Despite auditing Coinbase, Deloitte, along with other leading accounting firms such as KPMG, Ernst & Young, and PricewaterhouseCoopers, resigned from working with Binance. Binance tried audits from Mazars Group, another auditor often chosen by crypto exchanges, but the firm stopped working with all crypto clients last December following the collapse of FTX.

Some Twitter users believe that an official audit by a third party will be the strongest proof of Binance's credibility. "Audit everything 100x over. Words mean nothing," tweeted user Alex Becker.

Read also: O'Leary: Binance intentionally put FTX out of business

A finance blogger Frances Coppola published an article on February 16, outlining her belief in the inability of PoR to prove that customers' deposits are safe, regardless of whether the business is audited by a third party.

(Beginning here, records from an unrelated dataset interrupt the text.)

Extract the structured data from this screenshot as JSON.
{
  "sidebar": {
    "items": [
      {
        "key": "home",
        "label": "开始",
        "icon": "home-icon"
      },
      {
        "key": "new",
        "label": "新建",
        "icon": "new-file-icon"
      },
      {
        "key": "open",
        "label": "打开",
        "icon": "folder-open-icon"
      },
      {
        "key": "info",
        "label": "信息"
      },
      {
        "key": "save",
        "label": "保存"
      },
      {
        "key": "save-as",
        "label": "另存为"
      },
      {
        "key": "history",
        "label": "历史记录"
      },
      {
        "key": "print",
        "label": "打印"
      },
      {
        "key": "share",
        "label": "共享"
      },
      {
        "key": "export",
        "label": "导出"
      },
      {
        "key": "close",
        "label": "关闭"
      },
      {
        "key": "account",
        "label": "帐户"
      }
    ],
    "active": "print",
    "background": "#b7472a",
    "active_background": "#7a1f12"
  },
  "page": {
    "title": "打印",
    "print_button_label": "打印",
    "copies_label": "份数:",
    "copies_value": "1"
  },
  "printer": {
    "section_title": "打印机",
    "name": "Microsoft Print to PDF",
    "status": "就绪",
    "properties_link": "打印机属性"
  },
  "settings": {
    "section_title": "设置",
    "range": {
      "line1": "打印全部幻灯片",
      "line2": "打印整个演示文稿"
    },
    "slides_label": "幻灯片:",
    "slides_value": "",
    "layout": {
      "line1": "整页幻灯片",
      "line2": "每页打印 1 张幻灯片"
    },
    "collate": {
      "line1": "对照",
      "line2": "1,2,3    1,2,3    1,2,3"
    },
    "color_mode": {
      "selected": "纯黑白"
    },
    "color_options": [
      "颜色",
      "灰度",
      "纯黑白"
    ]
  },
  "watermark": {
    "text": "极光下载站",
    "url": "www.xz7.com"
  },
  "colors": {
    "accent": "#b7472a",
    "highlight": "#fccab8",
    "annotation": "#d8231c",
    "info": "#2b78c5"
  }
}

Coppola called the PoR method a "proof of nothing":

"Proving Binance was fully reserved at all times across all assets would be a formidable undertaking. Even Mazars' limited proof of reserves covering BTC and two derivatives on four blockchains failed to prove that Binance was holding the same quantity and mix of assets as its customer balances. A full proof of reserves would need to cover every coin traded on Binance, with its derivatives, on every blockchain supported by Binance."

According to Coppola, there are strong doubts that "any exchange, let alone an external auditor, is capable of proving a reserve position as complex as this."